[lingtalks] TODAY 2pm: Rodrigo Gutierrez Bravo (Linguistics Colloquium)

Roger Levy rlevy at ucsd.edu
Mon Apr 2 12:14:21 PDT 2007


Today at 2pm, Rodrigo Gutiérrez-Bravo will be giving a Linguistics 
Department colloquium in AP&M 4301.  Title and abstract follow.

Please note that an earlier announcement in which the time was given as 
2:30 was in error.  The colloquium will begin at 2pm!

***

The Subject-initial/Verb-initial Alternation in Optimality Theory

Rodrigo Gutiérrez-Bravo/ CIESAS-Mexico City
Jorge Monforte y Madera / Academia de la Lengua Maya de Yucatán

     Many theories (and especially Optimality Theoretic Syntax) assume a 
one-to-one relation between the constructs of the semantic and 
information structure components and the syntactic component. In other 
words, for every distinct semantic/pragmatic representation, there is 
one (and just one) distinct syntactic representation (for instance, Kuhn 
2001, 2003). In this talk we provide evidence that this is not always 
the case and that there are cases when two different semantic/pragmatic 
representations map into the same syntactic structure, a process akin to 
neutralization in phonology. We argue that this kind of mismatch occurs 
because there are cases when syntactic well-formedness conditions 
override what would be the ideal mapping from the semantics/information 
structure components into the syntax. We illustrate this phenomenon with 
languages that appear to show a “free” subject-initial and verb-initial 
word order alternation (Greek, Venezuelan Spanish, and Yucatec Maya 
(Mayan)) and then develop and Optimality Theoretic account of this 
alternation. First, we show that even though these languages are alike 
in that they display this word order alternation, they cannot be grouped 
together. This is because whereas Greek can plausibly be analyzed as 
having VSO as its unmarked word order (SVO thus resulting from 
topicalization of the subject), the evidence points to the conclusion 
that Spanish and Yucatec are SVO languages, and so verb-initial 
transitive constructions in these languages need to be derived with a 
different mechanism than the one that derives VSO in Greek. Building on 
the distinction between thetic and categorical judgements, we argue that 
the verb-initial transitive constructions in Spanish and Yucatec result 
from the feature [thetic] being a part of their semantic content. We 
formalize the mapping of this feature into the syntax as a violable 
constraint requiring that no referential XP c-command the highest 
inflectional head of the clause. In this analysis, if the semantic input 
lacks the [thetic] feature in Yucatec, the result is an SVO clause, and 
when this feature is present the result is VOS. This same result extends 
to Venezuelan Spanish, but crucially not to varieties of Spanish that 
disallow the SVO/ VSO alternation.
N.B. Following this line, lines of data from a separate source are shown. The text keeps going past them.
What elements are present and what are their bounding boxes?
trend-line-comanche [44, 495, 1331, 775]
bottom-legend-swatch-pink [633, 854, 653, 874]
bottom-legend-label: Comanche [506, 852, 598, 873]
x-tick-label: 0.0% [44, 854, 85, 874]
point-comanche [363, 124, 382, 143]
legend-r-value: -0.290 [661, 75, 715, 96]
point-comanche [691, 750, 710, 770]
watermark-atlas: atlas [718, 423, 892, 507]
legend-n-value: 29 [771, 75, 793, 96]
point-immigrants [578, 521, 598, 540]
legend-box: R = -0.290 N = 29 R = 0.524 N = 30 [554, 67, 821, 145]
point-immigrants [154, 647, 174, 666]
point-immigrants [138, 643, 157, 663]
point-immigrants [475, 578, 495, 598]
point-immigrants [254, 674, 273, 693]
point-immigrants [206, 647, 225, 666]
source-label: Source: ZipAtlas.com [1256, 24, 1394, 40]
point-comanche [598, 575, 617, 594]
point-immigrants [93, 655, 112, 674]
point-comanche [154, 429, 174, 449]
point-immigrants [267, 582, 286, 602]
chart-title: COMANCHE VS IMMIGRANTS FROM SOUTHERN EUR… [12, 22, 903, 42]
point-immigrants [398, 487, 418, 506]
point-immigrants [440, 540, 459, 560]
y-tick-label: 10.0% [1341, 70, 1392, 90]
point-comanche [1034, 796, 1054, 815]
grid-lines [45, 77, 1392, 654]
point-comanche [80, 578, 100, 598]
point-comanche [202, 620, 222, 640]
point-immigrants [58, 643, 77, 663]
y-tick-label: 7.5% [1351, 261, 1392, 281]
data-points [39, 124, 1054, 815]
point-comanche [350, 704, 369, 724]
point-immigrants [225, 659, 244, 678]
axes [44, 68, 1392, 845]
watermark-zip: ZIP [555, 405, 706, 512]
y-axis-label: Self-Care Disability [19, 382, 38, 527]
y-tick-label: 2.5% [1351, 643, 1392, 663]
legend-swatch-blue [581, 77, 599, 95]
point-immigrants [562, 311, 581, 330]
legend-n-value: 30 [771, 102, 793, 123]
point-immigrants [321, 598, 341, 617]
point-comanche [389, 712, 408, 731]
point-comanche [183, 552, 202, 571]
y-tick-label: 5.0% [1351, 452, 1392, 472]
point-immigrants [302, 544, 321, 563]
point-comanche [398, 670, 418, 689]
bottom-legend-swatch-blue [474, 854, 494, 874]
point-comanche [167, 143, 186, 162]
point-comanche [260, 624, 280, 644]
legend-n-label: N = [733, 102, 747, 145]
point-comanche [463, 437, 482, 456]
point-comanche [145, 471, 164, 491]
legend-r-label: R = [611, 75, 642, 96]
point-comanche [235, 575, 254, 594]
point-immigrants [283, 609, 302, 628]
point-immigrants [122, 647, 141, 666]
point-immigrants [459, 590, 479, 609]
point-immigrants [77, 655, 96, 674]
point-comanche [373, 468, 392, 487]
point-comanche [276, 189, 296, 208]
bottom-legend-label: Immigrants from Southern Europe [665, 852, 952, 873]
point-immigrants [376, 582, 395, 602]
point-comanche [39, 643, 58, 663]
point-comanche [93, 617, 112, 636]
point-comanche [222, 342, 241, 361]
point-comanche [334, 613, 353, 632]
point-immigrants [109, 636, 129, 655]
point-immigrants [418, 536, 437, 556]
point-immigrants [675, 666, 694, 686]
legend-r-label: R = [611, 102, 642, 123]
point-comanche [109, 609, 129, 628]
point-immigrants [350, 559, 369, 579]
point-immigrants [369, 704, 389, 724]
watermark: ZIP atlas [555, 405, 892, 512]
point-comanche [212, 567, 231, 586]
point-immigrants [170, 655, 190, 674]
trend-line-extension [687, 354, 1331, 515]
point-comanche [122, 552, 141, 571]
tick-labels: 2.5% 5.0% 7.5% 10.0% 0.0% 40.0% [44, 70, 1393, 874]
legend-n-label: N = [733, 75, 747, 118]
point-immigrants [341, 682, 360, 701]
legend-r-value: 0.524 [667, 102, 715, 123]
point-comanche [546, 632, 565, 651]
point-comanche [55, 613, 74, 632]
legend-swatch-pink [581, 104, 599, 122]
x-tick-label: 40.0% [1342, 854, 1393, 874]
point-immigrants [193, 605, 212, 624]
Because of a high-ranking EPP 
constraint in these varieties, the inputs with and without the [thetic] 
are neutralized into a single SVO output. Similarly, if the analysis of 
Greek as a VSO langue is correct, then the inputs with and without the 
[thetic] feature result in the same output (VSO), again a case of 
neutralization. We conclude by suggesting that, in essence, the verb 
initial constructions of Yucatec and Venezuelan Spanish are the 
equivalent to transitive expletive constructions of the Germanic 
languages (Alexiadou & Anagnostopoulou 1998). In our OT analysis, the 
difference between them (the presence of an expletive in Germanic 
languages) results not from any cross-linguistic difference in the 
semantic or pragmatic content of these constructions. Rather, the high 
ranking of the EPP constraint in the Germanic languages forces the 
insertion of an expletive in the preverbal position, whereas this 
constraint is lower ranked in Venezuelan Spanish and Yucatec, the result 
being VSO and VOS clauses, respectively.